Simply put, a force multiplier can be anything or anyone that increases the effectiveness of that force.
In our airport scenario, the force-multiplying elements are human bystanders, airport employees, and fellow travelers who are willing to help. However, that presupposes they have been trained and will cooperate in ways that do not complicate the scene, and cause even more confusion. It’s not an ideal situation, but it might be the next best thing given the apparent absence of other security professionals.
The benefits of having even just one security agent.
Regarding Situational Awareness, a more effective force-multiplier is a professional security agent. Organizations that employ physical security agents have an inherent advantage of trusted professionals who are trained to keep a watchful presence and respond to incidents.
Beyond training and knowing proper response protocols, these agents also have the benefit of regular interaction with company personnel, the facility, and its surrounding area – all factors working to increase their understanding of what is normal and what might be otherwise concerning.
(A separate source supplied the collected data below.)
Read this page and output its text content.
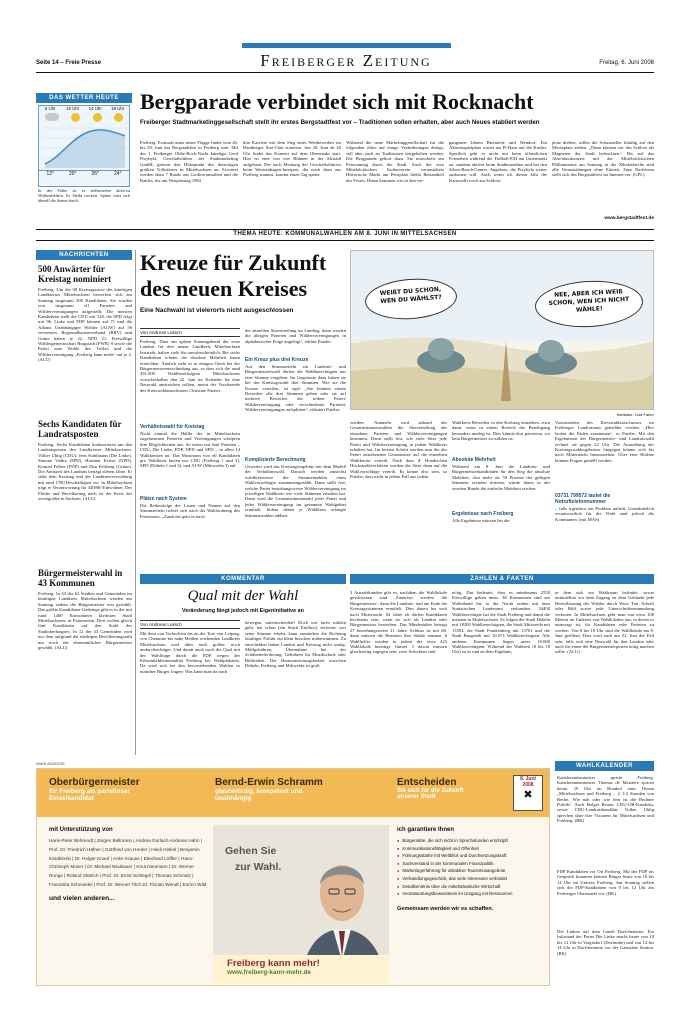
Seite 14 – Freie Presse	Freiberger Zeitung	Freitag, 6. Juni 2008
DAS WETTER HEUTE
6 Uhr	10 Uhr	14 Uhr	18 Uhr
12°	20°	26°	24°
In der Frühe ist es stellenweise dicht-zu Wolkenfeldern. Es bleibt trocken. Später setzt sich überall die Sonne durch.
Bergparade verbindet sich mit Rocknacht
Freiberger Stadtmarketinggesellschaft stellt ihr erstes Bergstadtfest vor – Traditionen sollen erhalten, aber auch Neues etabliert werden
Freiberg. Erstmals unter neuer Flagge findet vom 26. bis 29. Juni das Bergstadtfest in Freiberg statt. Mit der 1. Freiberger Oldie-Rock-Nacht kündigte Gerd Przybyla, Geschäftsführer der Stadtmarketing GmbH, gestern den Höhepunkt des derzeitigen größten Volksfestes in Mittelsachsen an. Erwartet werden dazu 7 Bands aus Großveranstalten und die Rattles, die am Neujahrstag 1963
ihre Karriere mit dem Sieg eines Wettbewerbes im Hamburger Star-Club starteten. Am 28. Juni ab 20 Uhr findet das Konzert auf dem Obermarkt statt. Hier ist eine von vier Bühnen in der Altstadt aufgebaut. Der nach Meinung des Geschäftsführers beim Westernhagen-Interpret, der noch dazu aus Freiberg stammt, kommt einen Tag später.
Während die neue Marketinggesellschaft für die folgenden Jahre auf einige Veränderungen drängt, soll aber auch an Traditionen festgehalten werden. Die Bergparade gehort dazu. Sie marschiert am Festsonntag durch die Stadt. Auch der vom Mittelalchischen Kulturverein veranstaltete Historische Markt am Petriplatz bleibt Bestandteil des Festes. Hinzu kommen wie in den ver-
gangenen Jahren Biermeile und Wendort. Ein Aktionsspielplatz wartet am Pi-Haus auf die Kinder. Sportlich geht es nicht nur beim öffentlichen Fernsehen während der Fußball-EM am Untermarkt zu, sondern aktiver beim Stadtmarathon und bei den Silver-Beach-Games. Angebote, die Przybyla weiter ausbauen will. Auch wenn ich diesen Jahr die Karussells noch am Schloss-
platz drehen, sollen die Schausteller künftig auf den Messeplatz ziehen. „Dann können wir das Schloss als Magneten der Stadt beleuchten.“ Bis auf das Abschlusskonzert mit der Mittelsächsischen Philharmonie am Sonntag in der Nikolaikirche sind alle Veranstaltungen ohne Eintritt. Zum Nachlesen stellt sich das Bergstadtfest im Internet vor. (GPL)
www.bergstadtfest.de
THEMA HEUTE: KOMMUNALWAHLEN AM 8. JUNI IN MITTELSACHSEN
NACHRICHTEN
500 Anwärter für Kreistag nominiert
Freiberg. Um die 98 Kreistagssitze des künftigen Landkreises Mittelsachsen bewerben sich am Sonntag insgesamt 500 Kandidaten. Sie wurden von insgesamt elf Parteien und Wählervereinigungen aufgestellt. Die meisten Kandidaten stellt die CDU mit 128, die SPD folgt mit 96, Linke und FDP können auf 71 und die Allianz Unabhängiger Wähler (AUW) auf 56 verweisen. Regionalbauernverband (RBV) und Grüne haben je 22, NPD 21, Freiwillige Wählergemeinschaft Burgstadt (FWB) 9 sowie die Partei zum Wohle des Volkes und die Wählervereinigung „Freiberg kann mehr“ auf je 2. (ALU)
Sechs Kandidaten für Landratsposten
Freiberg. Sechs Kandidaten konkurrieren um den Landratsposten des Landkreises Mittelsachsen: Volker Uhlig (CDU), Jens Stahlmann (Die Linke), Simone Vodka (SPD), Hartmut Kriese (NPD), Konrad Felber (FDP) und Dan Felsberg (Grüne). Die Amtszeit des Landrats beträgt sieben Jahre. Er steht dem Kreistag und der Landkreisverwaltung mit rund 1700 Beschäftigten vor. In Mittelsachsen trägt er Verantwortung für 340000 Einwohner. Der Fläche und Bevölkerung nach ist der Kreis der zweitgrößte in Sachsen. (ALU)
Bürgermeisterwahl in 43 Kommunen
Freiberg. In 43 der 63 Städten und Gemeinden im künftigen Landkreis Mittelsachsen werden am Sonntag zudem die Bürgermeister neu gewählt. Das größte Kandidaten-Gedränge gibt es in der mit rund 1400 Einwohnern kleinsten Stadt Mittelsachsens, in Frauenstein. Dort wollen gleich fünf Kandidaten auf den Stuhl des Stadtoberhauptes. In 12 der 43 Gemeinden wird nur dem aufgrund der niedrigen Bevölkerungszahl nur noch ein ehrenamtlicher Bürgermeister gewählt. (ALU)
Kreuze für Zukunft des neuen Kreises
Eine Nachwahl ist vielerorts nicht ausgeschlossen
Von Andreas Luksch
Freiberg. Dass am späten Sonntagabend der erste Landrat für den neuen Landkreis Mittelsachsen feststeht, halten viele für unwahrscheinlich. Bei sechs Kandidaten scheint die absolute Mehrheit kaum erreichbar. Ähnlich sieht es in einigen Orten bei der Bürgermeisterentscheidung aus, so dass sich die rund 291.000 Wahlberechtigten Mittelsachsens vorsichtshalber den 22. Juni im Kalender für eine Neuwahl anstreichen sollten, meint der Vorsitzende des Kreiswahlausschusses Christine Putzler.
Verhältniswahl für Kreistag
Nicht einmal die Hälfte der in Mittelsachsen zugelassenen Parteien und Vereinigungen schöpfen ihre Möglichkeiten aus. So treten nur fünf Parteien – CDU, Die Linke, FDP, NPD und SPD – in allen 14 Wahlkreisen an. Das Maximum von elf Kandidaten pro Wahlkreis bieten nur CDU (Freiberg 1 und 2), SPD (Döbeln 1 und 3), und AUW (Mittweida 3) auf.
Plätze nach System
Die Reihenfolge der Listen und Namen auf den Stimmzetteln richtet sich nach der Wahlordnung des Freistaates. „Zunächst geht es nach
der aktuellen Sitzverteilung im Landtag, dann werden die übrigen Parteien und Wählervereinigungen in alphabetischer Folge angefügt“, erklärt Putzler.
Ein Kreuz plus drei Kreuze
Auf den Stimmzetteln zur Landrats- und Bürgermeisterwahl dürfen die Wahlberechtigten nur eine Stimme vergeben. Im Gegensatz dazu haben sie bei der Kreistagswahl drei Stimmen. Wie sie die Kreuze verteilen, ist egal. „Sie können einem Bewerber alle drei Stimmen geben oder sie auf mehrere Bewerber der selben Partei/ Wählervereinigung oder verschiedener Parteien/ Wählervereinigungen aufsplitten“, erläutert Putzler.
Komplizierte Berechnung
Gewertet wird das Kreistagsergebnis mit dem Modell der Verhältniswahl. Danach werden zunächst wahlkreisweise die Stimmenzahlen eines Wahlvorschlages zusammengezählt. Dann stellt fest, welche Partei beziehungsweise Wählervereinigung im jeweiligen Wahlkreis wie viele Stimmen erhalten hat. Dann wird die Gesamtstimmenzahl jeder Partei und jeder Wählervereinigung im gesamten Wahlgebiet ermittelt. Indem denen je Wählkreis erlangte Stimmenzahlen addiert
WEIßT DU SCHON, WEN DU WÄHLST?
NEE, ABER ICH WEIß SCHON, WEN ICH NICHT WÄHLE!
Karikatur: Lutz Faber
werden. Nunmehr wird anhand der Gesamtstimmenzahlen die Sitzverteilung der einzelnen Parteien und Wählervereinigungen bestimmt. Dann stellt fest, wie viele Sitze jede Partei und Wählervereinigung in jedem Wahlkreis erhalten hat. Im letzten Schritt werden nun die der Partei zustehenden Gesamtsitze auf die einzelnen Wahlkreise verteilt. Nach dem d’ Hondtschen Höchstzahlverfahren werden die Sitze dann auf die Wahlvorschläge verteilt. Es könne also sein, so Putzler, dass nicht in jedem Fall aus jedem
Wahlkreis Bewerber in den Kreistag einziehen, etwa dann, wenn in einem Bereich die Beteiligung besonders niedrig ist. Dies könnte dort passieren, wo kein Bürgermeister zu wählen ist.
Absolute Mehrheit
Während am 8. Juni die Landrats- und Bürgermeisterkandidaten für den Sieg die absolute Mehrheit, also mehr als 50 Prozent der gültigen Stimmen erzielen müssen, würde ihnen in der zweiten Runde die einfache Mehrheit reichen.
Ergebnisse nach Freiberg
Alle Ergebnisse müssen bei der
Vorsitzenden des Kreiswahlausschusses im Freiberger Landratsamt gemeldet werden. „Hier laufen die Fäden zusammen“, so Putzler. Mit den Ergebnissen der Bürgermeister- und Landratswahl rechnet sie gegen 22 Uhr. Die Auszahlung der Kreistagswahlergebnisse hingegen könnte sich bis nach Mitternacht hinausziehen. Über eine Hotline können Fragen gestellt werden.
03731 799572 lautet die Notruftelefonnummer
– falls irgendwo ein Problem auftritt. Grundsätzlich verantwortlich für die Wahl sind jedoch die Kommunen. (mit MAS)
KOMMENTAR
Qual mit der Wahl
Veränderung fängt jedoch mit Eigeninitiative an
Von Andreas Luksch
Mit dem von Tschechien bis an die Tore von Leipzig, von Chemnitz bis nahe Meißen reichenden Landkreis Mittelsachsen wird alles noch größer, noch undurchsichtiger. Und damit auch noch die Qual mit der Wahlfrage durch die FDP wegen der Erbzemlählermentalität Freiberg bei Wahlplakaten. Da wird sich bei den bevorstehenden Wahlen so mancher Bürger fragen: Was kann man da noch
bewegen, mitentscheiden? Doch wer nicht wählen geht, hat schon (ein Stück Einfluss) verloren: wer seine Stimme erhebt, kann zumindest die Richtung künftiger Politik ein klein bisschen mitbestimmen. Zu entscheiden haben Landrat und Kreistag nicht wenig: Müllgebühren, Übernahme bei der Schülerbeförderung, Gebühren für Musikschule oder Bibliothek. Der Harmonisierungsbedarf zwischen Döbeln, Freiberg und Mittweida ist groß.
ZAHLEN & FAKTEN
3 Auszahlrunden gibt es, nachdem die Wahllokale geschlossen sind. Zunächst werden die Bürgermeister-, dann die Landrats- und am Ende die Kreistagsstimmen ermittelt. Dies dauert bis weit nach Mitternacht. 64 Jahre alt dürfen Kandidaten höchstens sein, wenn sie sich als Landrat oder Bürgermeister bewerben. Das Mindestalter beträgt 27 beziehungsweise 21 Jahre. Schluss ist mit 68, dann müssen die Beamten ihre Stühle räumen. 6 Wahlhelfer werden in jedem der etwa 425 Wahllokale benötigt. Immer 3 davon müssen gleichzeitig zugegen sein, zwei Schichten sind
nötig. Das bedeutet, dass es mindestens 2550 Freiwillige geben muss. 38 Kommunen sind am Wahlabend bis in die Nacht online mit dem Statistischen Landesamt verbunden. 34400 Wahlberechtigte hat die Stadt Freiberg und damit die meisten in Mittelsachsen. Es folgen die Stadt Döbeln mit 18200 Wahlberechtigten, die Stadt Mittweida mit 13504, die Stadt Frankenberg mit 13761 und die Stadt Burgstädt mit 10.073 Wahlberechtigten. Alle anderen Kommunen liegen unter 10.000 Wahlberechtigten. Während der Wahlzeit (8 bis 18 Uhr) ist es und an dem Ergebnis,
in dem sich ein Wahlraum befindet, sowie unmittelbar vor dem Zugang zu dem Gebäude jede Beeinflussung der Wähler durch Wort, Ton, Schrift oder Bild sowie jede Unterschriftensammlung verboten. In Mittelsachsen geht man von etwa 100 Metern im Umkreis von Wahllokalen aus, in denen es untersagt ist, für Kandidaten oder Parteien zu werben. Von 8 bis 18 Uhr sind die Wahllokale am 8. Juni geöffnet. Dies wird auch am 22. Juni der Fall sein, falls sich eine Neuwahl für den Landrat oder auch für einen der Bürgermeisterposten nötig machen sollte. (ALU)
WAHLANZEIGE
Oberbürgermeister
für Freiberg als parteiloser
Einzelkandidat
Bernd-Erwin Schramm
glaubwürdig, kompetent und
unabhängig
Entscheiden
Sie sich für die Zukunft
unserer Stadt
8. Juni 2008
✖
mit Unterstützung von
Hans-Peter Behrendt | Jürgen Bellmann | Andrea Gorlach Andreas Hahn | Prof. Dr. Friedrich Häfner | Gottfried von Herder | Heidi Hinkel | Benjamin Karabinski | Dr. Holger Knauf | Anke Krause | Eberhard Löffler | Hans-Christoph Moser | Dr. Michael Neubauer | Knut Neumann | Dr. Werner Runge | Roland Skärich | Prof. Dr. Ernst Schlegel | Thomas Schmalz | Franziska Schmiedel | Prof. Dr. Werner Tilch Dr. Florian Wendt | Enrico Wild
und vielen anderen...
Gehen Sie
zur Wahl.
Freiberg kann mehr!
www.freiberg-kann-mehr.de
ich garantiere Ihnen
● Bürgernähe, die sich nicht in Sprechstunden erschöpft
● Kommunikationsfähigkeit und Offenheit
● Führungsstärke mit Weitblick und Durchsetzungskraft
● Sachverstand in der kommunalen Finanzpolitik
● Marketingerfahrung für attraktive Tourismusangebote
● Verhandlungsgeschick, das viele Interessen verbindet
● Detailkenntnis über die mittelständische Wirtschaft
● Verantwortungsbewusstsein im Umgang mit Ressourcen
Gemeinsam werden wir es schaffen.
WAHLKALENDER
Kanzleramtsminister spricht Freiberg. Kanzleramtsminister Thomas de Maizière spricht heute, 19 Uhr im Brauhof zum Thema „Mittelsachsen und Freiberg – 2 1/2 Stunden von Berlin. Wie nah oder wie fern ist die Berliner Politik“. Auch Holger Reuter, CDU-OB-Kandidat, sowie CDU-Landratskandidat Volker Uhlig sprechen über ihre Visionen für Mittelsachsen und Freiberg. (BK)
FDP Kandidaten vor Ort Freiberg. Mit der FDP ins Gespräch kommen können Bürger heute von 10 bis 14 Uhr im Unicent Freiberg. Am Sonntag stellen sich die FDP-Kandidaten von 9 bis 12 Uhr am Freiberger Obermarkt vor. (BK)
Die Linken auf dem Lande Dorfchemnitz. Ein Infostand der Partei Die Linke macht heute von 10 bis 12 Uhr in Voigtsdorf (Dorfmitte) und von 12 bis 14 Uhr in Dorfchemnitz vor der Gaststätte Station. (BK)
Physical security agents can also serve as a resource for employees (and bystanders) to report incidents and suspected wrongdoing without fear of judgment or retaliation.
Professional security agents are force-multipliers benefiting the entire organization, as well as neighboring facilities and indeed, the community. From assisting hybrid employees unfamiliar with the office to spotting hazards (E.g., broken and malfunctioning equipment, etc.…) and preventing trespassers with nefarious intent, professional security agents’ advantages are immeasurable to an organization and its assets.
Their high level of Situational Awareness is honed through consistent observation of their environment. In fact, an organization’s overt security presence also signals to would-be attackers that they are not an easy target for crime.